Be Careful What you Teach
It is my experience that most parents truly care about how conflict in divorce affects their child. Parents are sad for their lost childhood peace. They are compassionate and want to support their kids. For parents who are not reflecting enough on the impact to children when parents continue in conflict, here are a few notes on that. Children learn. First, let me remind you that children are aware of conflict whether you say anything or not. That is because, when you have an attachment relationship with them, they are “attuned” to you at a very neurological level. It is important to remember that a parent’s anxiety can be “caught” by the child increasing their own worry. This is a function of two brains mirroring; communicating on a very deep and implicit level. They implicitly sense tensions, discord, a parents anger and hurt regardless of how well we try to cover it. When the conflict between parents actually involves the child, even more problems occur. In either case, please understand your child is more isolated. If you have not heard me scream it from the mountaintops yet- ISOLATION is the enemy. Children need our support and mindfulness towards their experience. Children learn to cope, with or without support and some ways are healthier than others. Children post- divorce or with ongoing conflict may find themselves working to maintain support while parents work out their needed changes. When parents are upset with one another, they can be placed in-between, even without our meaning this outcome. They may lose support from one parent because they see them less. Attachment relationship that have formed are still biologically wired into the child, however changes may impact these relationship to be less predictable, have less shared time and leave the child feeling alone. They learn if we are there for them. Reduced “trust” in a parent may develop as things have become less predictable. You may see their stress come out in changed behaviors and withdrawing.

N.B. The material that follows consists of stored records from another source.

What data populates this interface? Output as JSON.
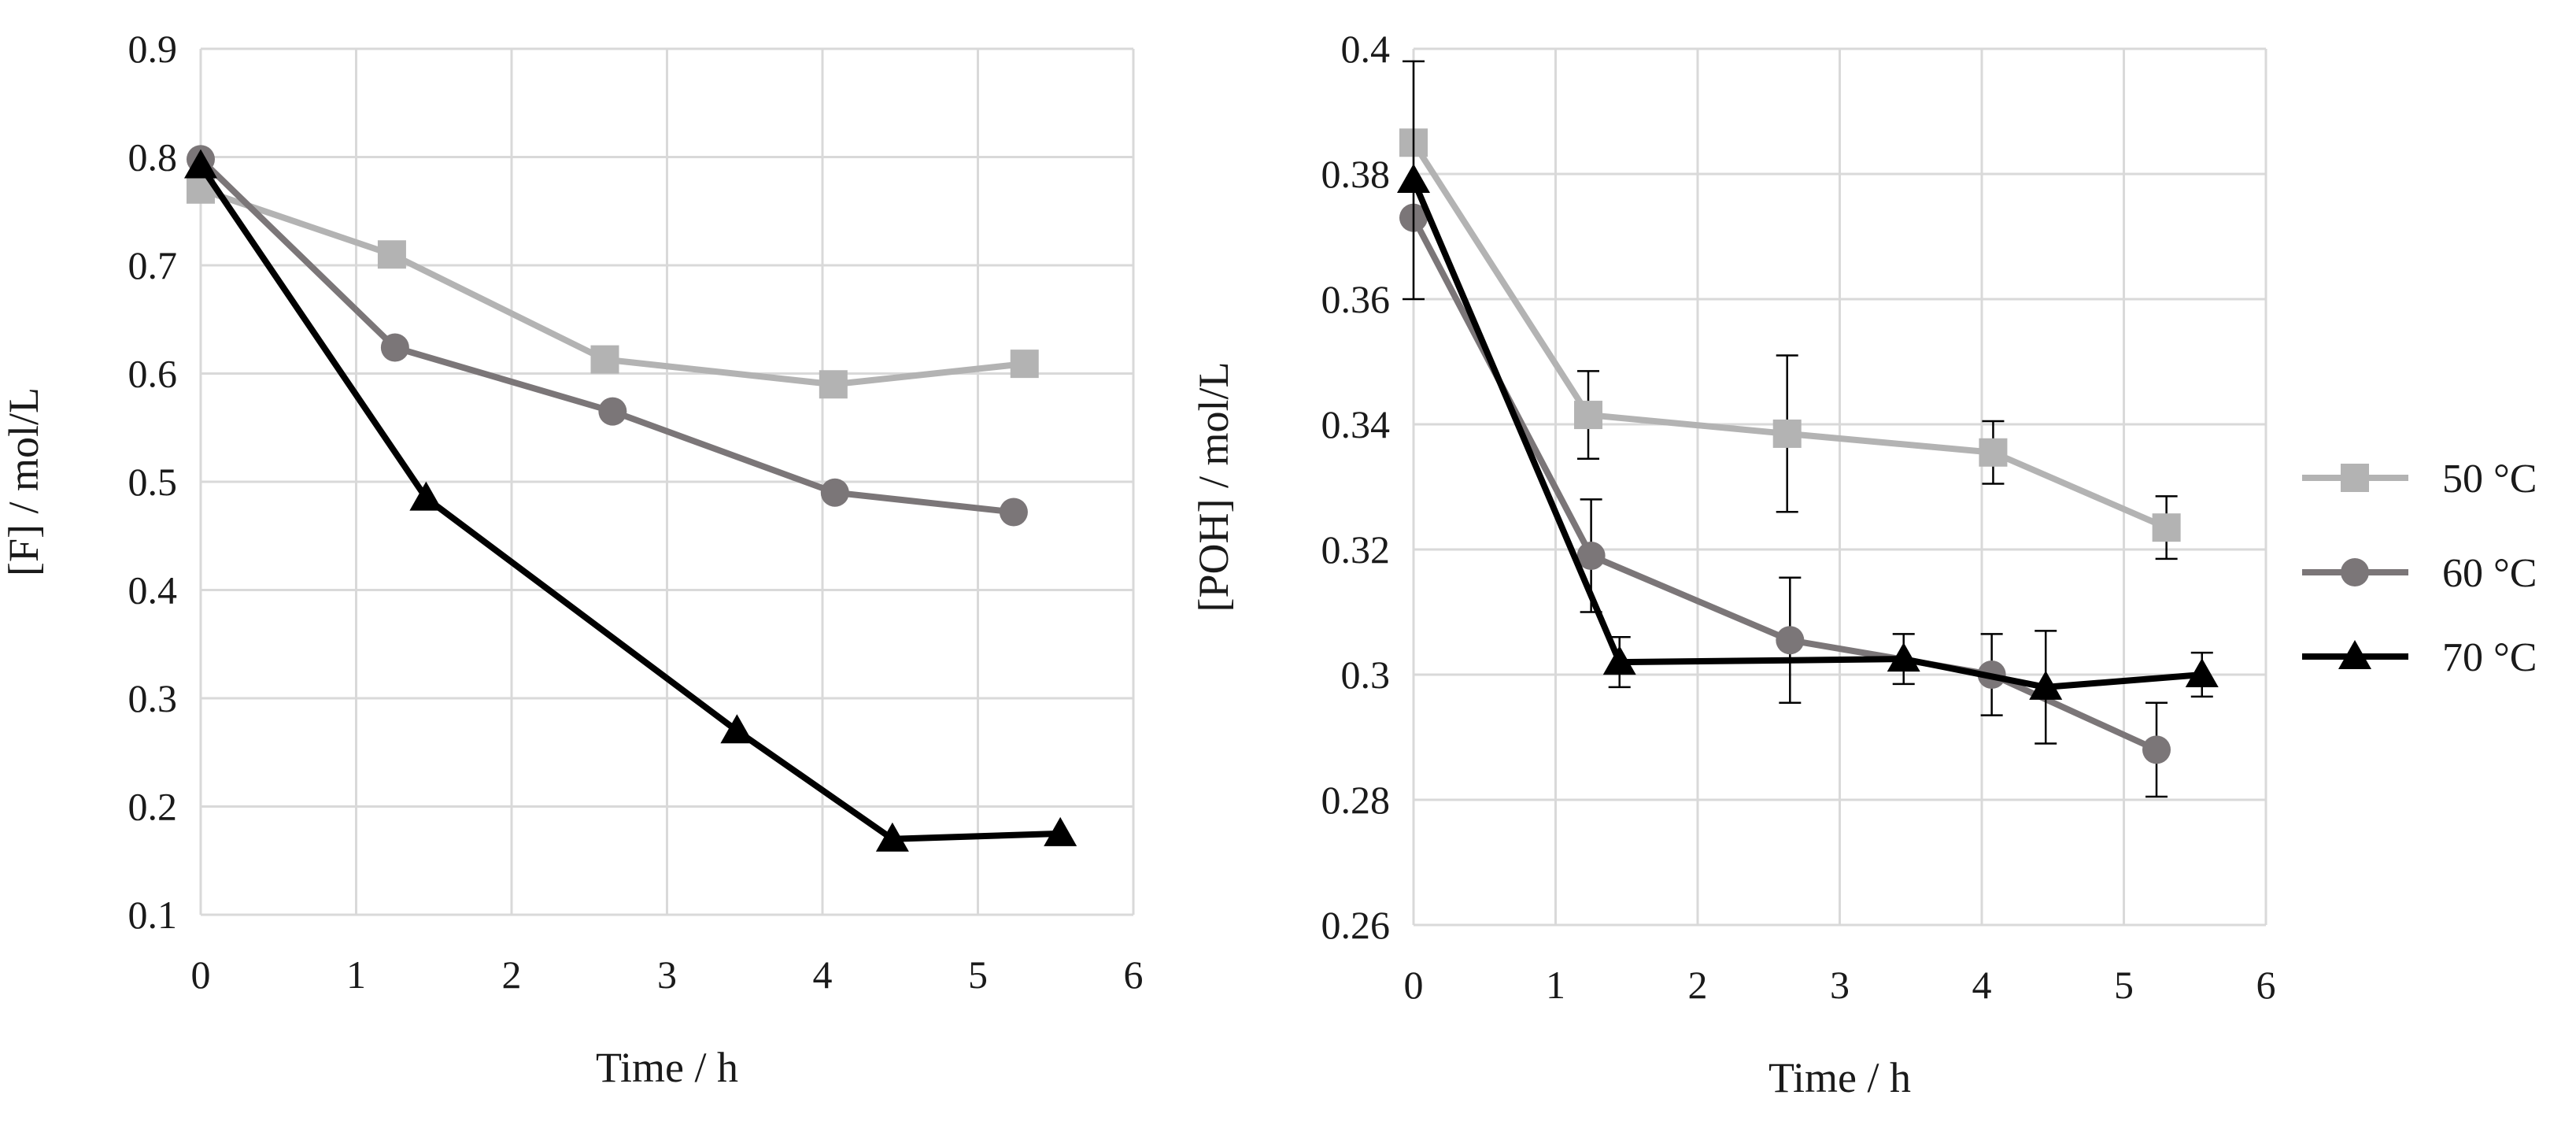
{
  "colors": {
    "s50": "#b3b3b3",
    "s60": "#7b7678",
    "s70": "#000000",
    "grid": "#d9d9d9",
    "error_bar": "#000000"
  },
  "legend": {
    "items": [
      {
        "label": "50 °C",
        "marker": "square",
        "color": "#b3b3b3"
      },
      {
        "label": "60 °C",
        "marker": "circle",
        "color": "#7b7678"
      },
      {
        "label": "70 °C",
        "marker": "triangle",
        "color": "#000000"
      }
    ]
  },
  "chart_data": [
    {
      "type": "line",
      "title": "",
      "xlabel": "Time / h",
      "ylabel": "[F] / mol/L",
      "xlim": [
        0,
        6
      ],
      "ylim": [
        0.1,
        0.9
      ],
      "x_ticks": [
        0,
        1,
        2,
        3,
        4,
        5,
        6
      ],
      "y_ticks": [
        0.1,
        0.2,
        0.3,
        0.4,
        0.5,
        0.6,
        0.7,
        0.8,
        0.9
      ],
      "x_tick_labels": [
        "0",
        "1",
        "2",
        "3",
        "4",
        "5",
        "6"
      ],
      "y_tick_labels": [
        "0.1",
        "0.2",
        "0.3",
        "0.4",
        "0.5",
        "0.6",
        "0.7",
        "0.8",
        "0.9"
      ],
      "grid": true,
      "series": [
        {
          "name": "50 °C",
          "x": [
            0,
            1.23,
            2.6,
            4.07,
            5.3
          ],
          "y": [
            0.77,
            0.71,
            0.613,
            0.59,
            0.609
          ]
        },
        {
          "name": "60 °C",
          "x": [
            0,
            1.25,
            2.65,
            4.08,
            5.23
          ],
          "y": [
            0.798,
            0.624,
            0.565,
            0.49,
            0.472
          ]
        },
        {
          "name": "70 °C",
          "x": [
            0,
            1.45,
            3.45,
            4.45,
            5.53
          ],
          "y": [
            0.792,
            0.485,
            0.27,
            0.17,
            0.175
          ]
        }
      ]
    },
    {
      "type": "line",
      "title": "",
      "xlabel": "Time / h",
      "ylabel": "[POH] / mol/L",
      "xlim": [
        0,
        6
      ],
      "ylim": [
        0.26,
        0.4
      ],
      "x_ticks": [
        0,
        1,
        2,
        3,
        4,
        5,
        6
      ],
      "y_ticks": [
        0.26,
        0.28,
        0.3,
        0.32,
        0.34,
        0.36,
        0.38,
        0.4
      ],
      "x_tick_labels": [
        "0",
        "1",
        "2",
        "3",
        "4",
        "5",
        "6"
      ],
      "y_tick_labels": [
        "0.26",
        "0.28",
        "0.3",
        "0.32",
        "0.34",
        "0.36",
        "0.38",
        "0.4"
      ],
      "grid": true,
      "legend_position": "right",
      "series": [
        {
          "name": "50 °C",
          "x": [
            0,
            1.23,
            2.63,
            4.08,
            5.3
          ],
          "y": [
            0.385,
            0.3415,
            0.3385,
            0.3355,
            0.3235
          ],
          "err": [
            0,
            0.007,
            0.0125,
            0.005,
            0.005
          ]
        },
        {
          "name": "60 °C",
          "x": [
            0,
            1.25,
            2.65,
            4.07,
            5.23
          ],
          "y": [
            0.373,
            0.319,
            0.3055,
            0.3,
            0.288
          ],
          "err": [
            0,
            0.009,
            0.01,
            0.0065,
            0.0075
          ]
        },
        {
          "name": "70 °C",
          "x": [
            0,
            1.45,
            3.45,
            4.45,
            5.55
          ],
          "y": [
            0.379,
            0.302,
            0.3025,
            0.298,
            0.3
          ],
          "err": [
            0.019,
            0.004,
            0.004,
            0.009,
            0.0035
          ]
        }
      ]
    }
  ]
}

In cases where a parent is very distraught or overtaken with the conflict, the child may become more the caretaker or partner to the parents. They may fulfill roles of caring for other children or the household. This is not always a bad thing and research shows that some children find a self confidence in helping out.

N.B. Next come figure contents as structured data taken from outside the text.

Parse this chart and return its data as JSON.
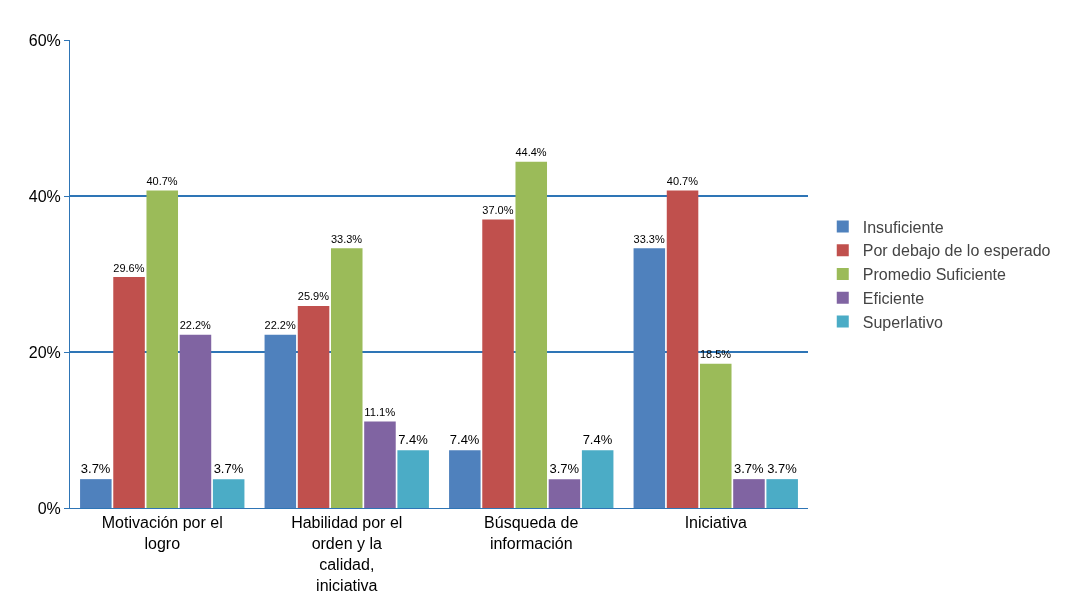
{
  "chart_data": {
    "type": "bar",
    "categories": [
      "Motivación por el logro",
      "Habilidad por el orden y la calidad, iniciativa",
      "Búsqueda de información",
      "Iniciativa"
    ],
    "series": [
      {
        "name": "Insuficiente",
        "color": "#4f81bd",
        "values": [
          3.7,
          22.2,
          7.4,
          33.3
        ],
        "value_labels": [
          "3.7%",
          "22.2%",
          "7.4%",
          "33.3%"
        ]
      },
      {
        "name": "Por debajo de lo esperado",
        "color": "#c0504d",
        "values": [
          29.6,
          25.9,
          37.0,
          40.7
        ],
        "value_labels": [
          "29.6%",
          "25.9%",
          "37.0%",
          "40.7%"
        ]
      },
      {
        "name": "Promedio Suficiente",
        "color": "#9bbb59",
        "values": [
          40.7,
          33.3,
          44.4,
          18.5
        ],
        "value_labels": [
          "40.7%",
          "33.3%",
          "44.4%",
          "18.5%"
        ]
      },
      {
        "name": "Eficiente",
        "color": "#8064a2",
        "values": [
          22.2,
          11.1,
          3.7,
          3.7
        ],
        "value_labels": [
          "22.2%",
          "11.1%",
          "3.7%",
          "3.7%"
        ]
      },
      {
        "name": "Superlativo",
        "color": "#4bacc6",
        "values": [
          3.7,
          7.4,
          7.4,
          3.7
        ],
        "value_labels": [
          "3.7%",
          "7.4%",
          "7.4%",
          "3.7%"
        ]
      }
    ],
    "ylim": [
      0,
      60
    ],
    "yticks": [
      {
        "value": 0,
        "label": "0%"
      },
      {
        "value": 20,
        "label": "20%"
      },
      {
        "value": 40,
        "label": "40%"
      },
      {
        "value": 60,
        "label": "60%"
      }
    ],
    "grid": "y",
    "legend": "right"
  }
}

Children caught between to parents in ongoing conflict suffers from increased risk for depression, anxiety and a multitude of issues from increased self harm, drug use, school problems, early sexual behavior to adult mental health and relationship problems.

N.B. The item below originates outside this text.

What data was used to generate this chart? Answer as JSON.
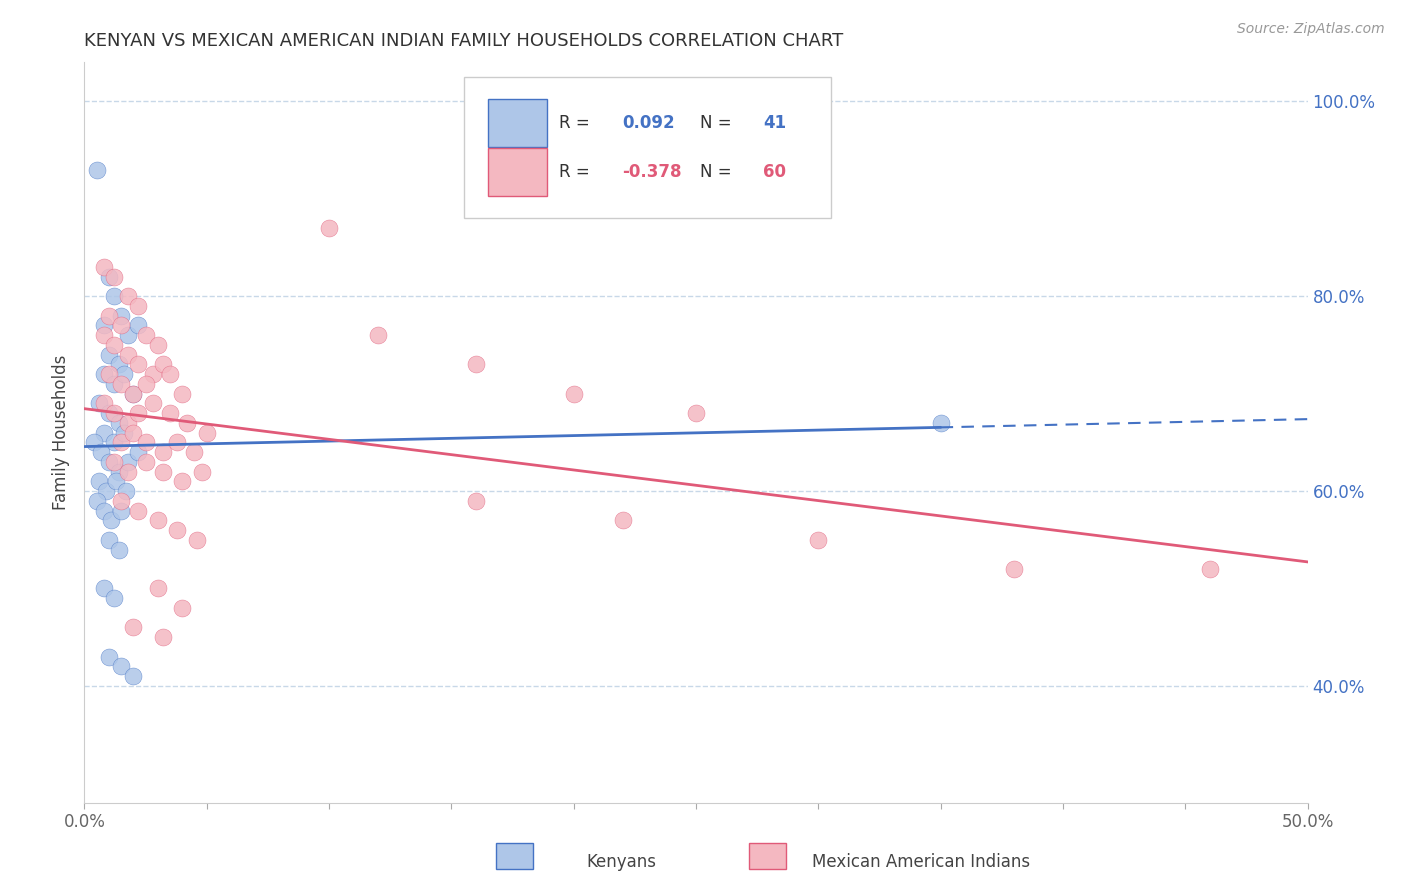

When parents, argue, outfight fight or even have ongoing tensions and cold silence of disagreement. Divorce and conflict can bring the kindest most balanced parent to behave in ways that are not typical. We are often at our worst, and sometimes in front of our kids.
What is one thing we can do today?
Remember, that when you interact with your partnering parent, you model for your child how to behave in conflict. You show the how to arrive at decisions when compromises or boundaries are made. When you are at the end of your patience they learn how to cope. The old song “Be careful little eyes what you see…” is truly the opposite. Let’s try “Be careful caring parent what you teach.”